In all Sobrarbe, there are but the inns of Bielsa and Torla (I mean in all the upper valleys which I have described) that can be approached without fear, and in Bielsa, as in Venasque and Torla, the little place has but one. At Bielsa, it is near the bridge and is kept by Pedro Pertos: I have not slept in it, but I believe it to be clean and good. El Plan has a Posada called the Posada of the Sun (del Sol), but it is not praised; nay, it is detested by those who speak from experience. The inn that stands or stood at the lower part of the Val d'Arazas is said to be good; that at Torla is not so much an inn as an old chief's house or manor called that of "Viu," for that is the name of the family that owns it. They treat travellers very well.

This is all that I know of the inns of the Pyrenees.

That is practical writing, admirably done, and, as we should judge, without having tested it, no less likely to be useful to the traveller because it is a prose of literary flavour. On the other hand, the personal avowal in the last sentence gives confidence.

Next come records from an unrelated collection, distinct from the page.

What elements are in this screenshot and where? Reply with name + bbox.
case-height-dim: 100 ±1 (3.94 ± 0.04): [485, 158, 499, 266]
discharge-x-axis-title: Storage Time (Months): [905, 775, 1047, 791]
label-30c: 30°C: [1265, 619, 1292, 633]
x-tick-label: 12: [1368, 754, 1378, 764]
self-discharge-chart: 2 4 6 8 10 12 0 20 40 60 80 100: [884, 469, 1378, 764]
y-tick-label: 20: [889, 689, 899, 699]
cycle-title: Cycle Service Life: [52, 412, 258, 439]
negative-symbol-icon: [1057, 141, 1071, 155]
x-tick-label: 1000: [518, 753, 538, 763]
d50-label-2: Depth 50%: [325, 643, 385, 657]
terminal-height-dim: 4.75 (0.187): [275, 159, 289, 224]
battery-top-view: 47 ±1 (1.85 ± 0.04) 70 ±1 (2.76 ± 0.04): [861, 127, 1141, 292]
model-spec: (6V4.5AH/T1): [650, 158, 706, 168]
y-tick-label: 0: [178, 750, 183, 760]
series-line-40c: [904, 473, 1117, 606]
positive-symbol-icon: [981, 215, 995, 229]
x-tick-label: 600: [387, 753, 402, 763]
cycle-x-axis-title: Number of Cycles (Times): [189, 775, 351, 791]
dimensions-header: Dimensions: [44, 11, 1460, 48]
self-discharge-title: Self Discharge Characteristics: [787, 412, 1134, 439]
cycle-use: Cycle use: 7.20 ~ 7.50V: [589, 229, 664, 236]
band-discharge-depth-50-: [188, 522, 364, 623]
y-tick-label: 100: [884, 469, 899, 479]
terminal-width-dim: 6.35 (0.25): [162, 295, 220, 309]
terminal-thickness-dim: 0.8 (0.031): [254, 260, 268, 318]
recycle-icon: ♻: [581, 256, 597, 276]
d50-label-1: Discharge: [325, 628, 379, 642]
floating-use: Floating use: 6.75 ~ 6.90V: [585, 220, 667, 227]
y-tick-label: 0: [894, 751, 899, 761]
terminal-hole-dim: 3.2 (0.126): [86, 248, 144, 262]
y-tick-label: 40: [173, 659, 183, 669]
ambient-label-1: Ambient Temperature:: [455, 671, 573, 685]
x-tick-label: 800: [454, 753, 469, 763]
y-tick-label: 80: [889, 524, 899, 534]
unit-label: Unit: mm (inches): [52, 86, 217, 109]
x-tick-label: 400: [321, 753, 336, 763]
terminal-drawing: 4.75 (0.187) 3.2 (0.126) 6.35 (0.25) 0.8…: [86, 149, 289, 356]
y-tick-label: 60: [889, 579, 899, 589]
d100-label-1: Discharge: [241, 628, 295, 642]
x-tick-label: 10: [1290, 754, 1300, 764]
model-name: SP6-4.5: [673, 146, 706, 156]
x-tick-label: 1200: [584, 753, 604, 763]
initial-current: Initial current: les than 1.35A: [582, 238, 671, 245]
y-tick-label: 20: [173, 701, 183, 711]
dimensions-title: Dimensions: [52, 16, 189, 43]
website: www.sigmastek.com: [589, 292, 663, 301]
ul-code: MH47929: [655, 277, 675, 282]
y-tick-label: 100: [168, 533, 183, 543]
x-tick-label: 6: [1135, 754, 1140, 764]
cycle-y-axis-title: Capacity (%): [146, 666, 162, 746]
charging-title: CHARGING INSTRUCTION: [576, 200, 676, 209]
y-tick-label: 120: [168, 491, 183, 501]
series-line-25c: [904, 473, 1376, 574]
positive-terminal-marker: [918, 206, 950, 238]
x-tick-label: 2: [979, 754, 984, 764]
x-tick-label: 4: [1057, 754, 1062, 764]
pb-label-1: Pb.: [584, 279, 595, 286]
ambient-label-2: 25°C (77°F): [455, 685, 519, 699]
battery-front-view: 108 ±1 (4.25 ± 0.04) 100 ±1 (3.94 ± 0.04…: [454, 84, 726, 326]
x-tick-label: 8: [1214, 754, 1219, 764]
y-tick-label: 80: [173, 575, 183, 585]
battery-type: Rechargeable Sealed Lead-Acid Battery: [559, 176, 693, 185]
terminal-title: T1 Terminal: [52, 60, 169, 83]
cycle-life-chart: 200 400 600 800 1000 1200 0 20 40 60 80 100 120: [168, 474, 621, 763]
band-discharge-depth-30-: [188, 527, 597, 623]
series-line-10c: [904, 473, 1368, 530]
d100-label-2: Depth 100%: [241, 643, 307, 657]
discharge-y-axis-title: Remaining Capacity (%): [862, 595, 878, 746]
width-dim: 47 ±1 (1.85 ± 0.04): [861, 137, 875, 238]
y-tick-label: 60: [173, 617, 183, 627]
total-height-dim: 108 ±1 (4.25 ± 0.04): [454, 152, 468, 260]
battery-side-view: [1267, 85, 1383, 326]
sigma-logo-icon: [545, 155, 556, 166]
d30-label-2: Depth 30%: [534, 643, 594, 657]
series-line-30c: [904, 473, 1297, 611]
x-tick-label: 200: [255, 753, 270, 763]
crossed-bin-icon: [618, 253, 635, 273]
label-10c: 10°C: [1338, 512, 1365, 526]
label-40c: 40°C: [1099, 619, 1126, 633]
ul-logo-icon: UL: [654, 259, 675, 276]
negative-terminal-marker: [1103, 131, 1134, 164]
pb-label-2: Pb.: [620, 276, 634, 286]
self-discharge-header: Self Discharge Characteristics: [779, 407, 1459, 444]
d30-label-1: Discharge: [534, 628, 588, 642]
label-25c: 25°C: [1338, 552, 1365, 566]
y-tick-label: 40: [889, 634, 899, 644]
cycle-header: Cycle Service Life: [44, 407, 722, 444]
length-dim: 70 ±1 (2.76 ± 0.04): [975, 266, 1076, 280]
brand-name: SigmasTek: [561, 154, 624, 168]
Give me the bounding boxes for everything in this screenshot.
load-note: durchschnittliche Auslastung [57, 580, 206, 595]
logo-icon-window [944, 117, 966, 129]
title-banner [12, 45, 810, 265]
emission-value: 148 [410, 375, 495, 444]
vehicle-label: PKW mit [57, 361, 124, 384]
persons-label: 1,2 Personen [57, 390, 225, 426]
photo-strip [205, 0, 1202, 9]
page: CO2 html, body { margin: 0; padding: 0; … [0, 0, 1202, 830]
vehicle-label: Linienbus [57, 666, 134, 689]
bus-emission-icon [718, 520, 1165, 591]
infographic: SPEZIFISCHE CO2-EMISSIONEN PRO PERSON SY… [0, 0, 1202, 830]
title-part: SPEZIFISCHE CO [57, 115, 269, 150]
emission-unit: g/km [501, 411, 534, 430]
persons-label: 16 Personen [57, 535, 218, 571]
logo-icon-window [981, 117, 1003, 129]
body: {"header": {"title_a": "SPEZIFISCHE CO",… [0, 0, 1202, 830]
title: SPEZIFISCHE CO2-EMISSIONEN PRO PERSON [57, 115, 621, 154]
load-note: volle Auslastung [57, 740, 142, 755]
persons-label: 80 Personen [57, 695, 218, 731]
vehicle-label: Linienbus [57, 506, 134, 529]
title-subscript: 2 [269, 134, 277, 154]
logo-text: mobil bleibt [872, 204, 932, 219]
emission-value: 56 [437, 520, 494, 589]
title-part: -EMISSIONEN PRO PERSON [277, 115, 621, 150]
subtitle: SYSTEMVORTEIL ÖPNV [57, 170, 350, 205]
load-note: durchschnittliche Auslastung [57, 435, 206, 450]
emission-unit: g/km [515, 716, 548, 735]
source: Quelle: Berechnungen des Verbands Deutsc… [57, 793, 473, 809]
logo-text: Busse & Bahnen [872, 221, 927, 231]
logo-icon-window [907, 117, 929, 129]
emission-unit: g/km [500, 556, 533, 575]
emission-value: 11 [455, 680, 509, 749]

We must continue to look at Mr. Belloc's travels from what we loosely call the practical point of view, and we arrive now at those books in which travel is the means to the pursuit of a certain sort of study. That is the study of history and, in particular, of military events, which can properly be carried out only on the ground where these took place.

We have said that his travel is the material out of which his history is made, and that, though a wide generalization, is to a great extent strictly accurate. His notion of the Western race and its solidarity derives its force not only from a careful and vigorous interpretation of written records, but also from observation of that race to-day. You may see in Esto Perpetua how he verified and amplified his theory very practically by a journey through Northern Africa.

It is true also that his gifts of clear-headedness and lucidity which make valuable his interpretations of written records make it easy for him to read country, to grasp its present possibilities and the effects which it must have had in the past. This steady gift of shrewd and apt vision of the things which really are makes him a useful monitor in a time when men usually deal in gratuitously spun theories.